Santa Clara County supervisors on Nov. 9 are expected to consider final approval of a law that would help make its tobacco control measures among the nation’s toughest by banning smoking in apartment and condominium units.
The Mercury News reported Oct. 25 that county officials are responding to mounting evidence that secondhand smoke poses serious dangers to nonsmokers, and that nonsmokers living in residential communities where others smoke are particularly susceptible.
The proposed law elicited little formal opposition when supervisors first took up the matter last month, although the newspaper reported that some smokers who live in condominium or apartment complexes consider the proposal an infringement on individual rights.
The proposed law on residences would prohibit smoking in all apartment, condominium and townhouse units, as well as in common-use areas of the complexes.

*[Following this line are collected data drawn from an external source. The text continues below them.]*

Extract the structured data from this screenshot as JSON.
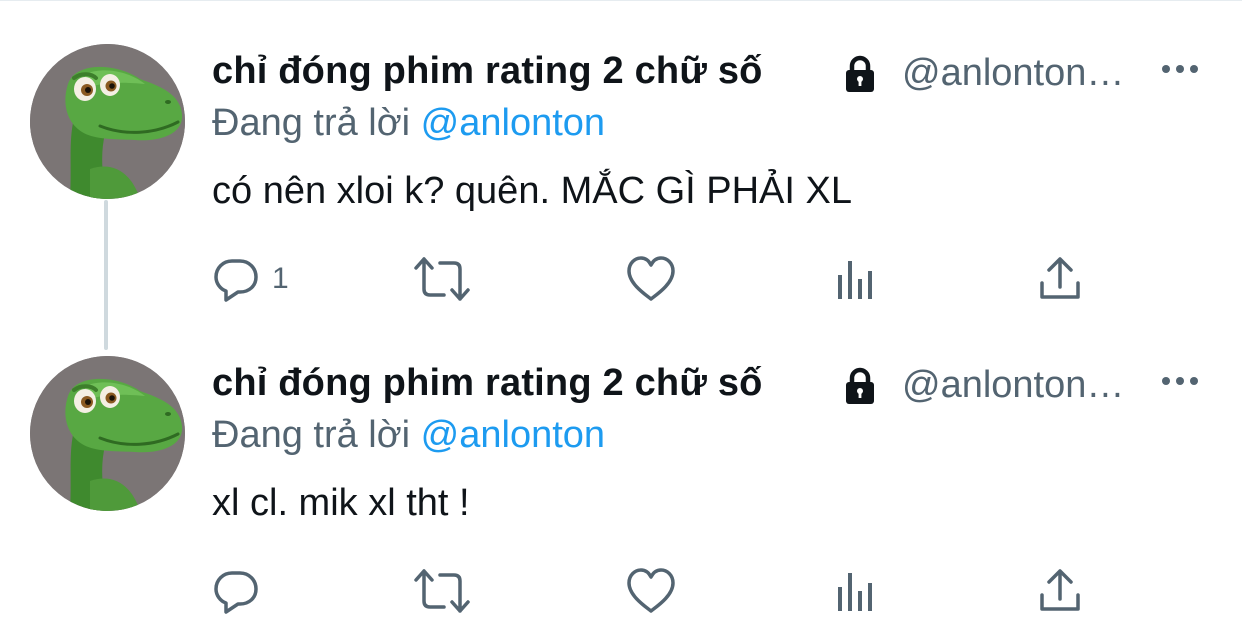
{
  "tweets": [
    {
      "display_name": "chỉ đóng phim rating 2 chữ số",
      "handle": "@anlonton…",
      "replying_label": "Đang trả lời",
      "replying_to": "@anlonton",
      "text": "có nên xloi k? quên. MẮC GÌ PHẢI XL",
      "reply_count": "1",
      "protected": true
    },
    {
      "display_name": "chỉ đóng phim rating 2 chữ số",
      "handle": "@anlonton…",
      "replying_label": "Đang trả lời",
      "replying_to": "@anlonton",
      "text": "xl cl. mik xl tht !",
      "reply_count": "",
      "protected": true
    }
  ],
  "icons": {
    "lock": "lock-icon",
    "more": "more-icon",
    "reply": "reply-icon",
    "retweet": "retweet-icon",
    "like": "heart-icon",
    "analytics": "analytics-icon",
    "share": "share-icon"
  },
  "colors": {
    "text_primary": "#0f1419",
    "text_secondary": "#536471",
    "mention": "#1d9bf0",
    "thread_line": "#cfd9de",
    "avatar_bg": "#7b7575",
    "dino_green": "#4f9a3a"
  }
}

Apartment owners are not opposing the proposal because they were able to achieve a compromise in language that results in placing liability on the smoker, not the complex owner.
A study published in the journal Nicotine & Tobacco Research adds momentum to efforts to limit apartment dwellers' exposure to tobacco smoke. HealthDay reported Oct. 21 that researchers at Roswell Park Cancer Center looked at air quality data from sites in 11 apartment buildings and concluded that secondhand smoke can travel from smokers' apartments into the units of nonsmokers.